È strano. Tutti conoscono il suo nome, tutti conoscono almeno una delle sue opere, ma nessuno sa chi sia. Certo, questo si può dire di molti: è più facile conoscere il nome e il lavoro di una persona che intenderne l’identità. Ma con Banky la questione diventa radicale perché la sua fama e i suoi lavori hanno davvero una dimensione mondiale. Ed è questo uno dei punti interessanti della mostra: vedere tutte queste opere insieme sarebbe impossibile e ammirarle separatamente implicherebbe un giro del mondo. Dovremmo andare a Londra per guardare “Kissing Coopers”, il bacio proibito tra due gendarmi inglesi; raggiungere New York per vedere “Graffite is a crime”, in cui viene ritratto un bambino intento a salire sul dorso di un altro, per disegnare un graffito di cui, paradossalmente, denuncia il carattere criminale. Dovremmo viaggiare fino al muro di Betlemme, per vedere il suo “Love is in the air”, in cui un giovane mascherato lancia un mazzo di fiori, come un invito alla pace in una terra da sempre teatro di conflitti. Dovremmo infine raggiungere il Bataclan per vedere “La porte de Banksy”, comparsa sull’ingresso del locale tre anni dopo gli attentati.
Il filo narrativo delle opere di Bansky sono gli uomini, il mondo e la loro relazione. La sua produzione risulta così intrisa di realismo. Non solo nei messaggi politici e sociali che esprime, ma anche nella scelta della strada come luogo di esercizio della propria arte. Banksy scompagina tutto ciò che di elitista c’è nella pratica dell’arte; la trascina nel decoro urbano, sui tombini, sui pullman e sui muri della città. “Banksy è un artista così eccezionale – afferma Haziz Vardar – che non potevamo dedicargli una mostra tradizionale con solo quadri incorniciati”. E infatti, le pareti in pietra viva, le travi neri e le luci fredde si uniscono al suono di sirene della polizia, di elicotteri e di rumori cittadini, per creare quell’atmosfera metropolitana che è parte integrante delle sue opere. A guidare il visitatore nelle zone d’ombra, ci sono zampe di ratto, emblemi di una cultura che si vuole underground, del sottosuolo. Tutta la mostra, cosi adibita, presenta una nota angosciante come i criteri che, secondo l’artista, guidano le logiche capitaliste.

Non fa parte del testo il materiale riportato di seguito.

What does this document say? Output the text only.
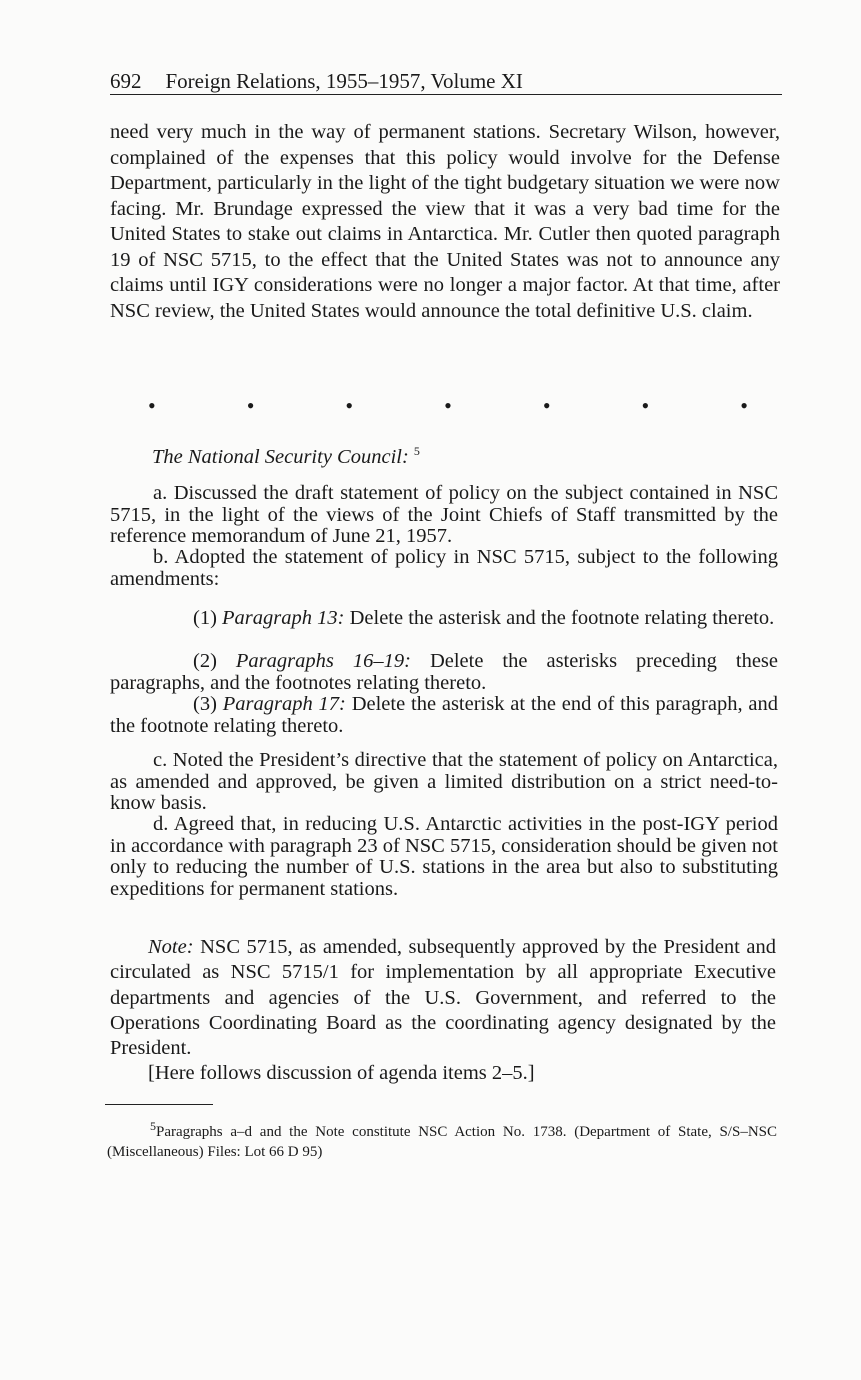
692 Foreign Relations, 1955–1957, Volume XI
need very much in the way of permanent stations. Secretary Wilson, however, complained of the expenses that this policy would involve for the Defense Department, particularly in the light of the tight budgetary situation we were now facing. Mr. Brundage expressed the view that it was a very bad time for the United States to stake out claims in Antarctica. Mr. Cutler then quoted paragraph 19 of NSC 5715, to the effect that the United States was not to announce any claims until IGY considerations were no longer a major factor. At that time, after NSC review, the United States would announce the total definitive U.S. claim.
•	•	•	•	•	•	•
The National Security Council: $^5$
a. Discussed the draft statement of policy on the subject contained in NSC 5715, in the light of the views of the Joint Chiefs of Staff transmitted by the reference memorandum of June 21, 1957.
b. Adopted the statement of policy in NSC 5715, subject to the following amendments:
(1) Paragraph 13: Delete the asterisk and the footnote relating thereto.
(2) Paragraphs 16–19: Delete the asterisks preceding these paragraphs, and the footnotes relating thereto.
(3) Paragraph 17: Delete the asterisk at the end of this paragraph, and the footnote relating thereto.
c. Noted the President’s directive that the statement of policy on Antarctica, as amended and approved, be given a limited distribution on a strict need-to-know basis.
d. Agreed that, in reducing U.S. Antarctic activities in the post-IGY period in accordance with paragraph 23 of NSC 5715, consideration should be given not only to reducing the number of U.S. stations in the area but also to substituting expeditions for permanent stations.
Note: NSC 5715, as amended, subsequently approved by the President and circulated as NSC 5715/1 for implementation by all appropriate Executive departments and agencies of the U.S. Government, and referred to the Operations Coordinating Board as the coordinating agency designated by the President.
[Here follows discussion of agenda items 2–5.]
$^5$Paragraphs a–d and the Note constitute NSC Action No. 1738. (Department of State, S/S–NSC (Miscellaneous) Files: Lot 66 D 95)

Questa mostra immersiva si chiude con una selezione di filmati divertenti, girati sui ponti della Senna. Si osserva l’artista che cerca di vendere alcune opere per una sessantina di euro ciascuna. Tuttavia, solo una dozzina di acquirenti s’interessa alle sue creazioni. Eppure, Bansky è uno degli artisti più pagati al mondo. Ricordate l’autodistruzione dell’opera « Girl with Balloon » nel 2018 ? Il quadro era appena stato venduto dalla sede londinese della casa d’aste Sotheby’s per 1,4 milioni di sterline. In pochi secondi, la parte inferiore è stata lacerata e il suo valore è raddoppiato. La beffa sembra rivolta proprio al carattere borghese dei collezionisti pronti ad investire somme esorbitanti per possedere opere accessibili gratuitamente per strada. Questa geniale operazione di marketing è infatti portatrice di un messaggio prezioso per Bansky che sostiene: “fuori è dove dovrebbe vivere l’arte”.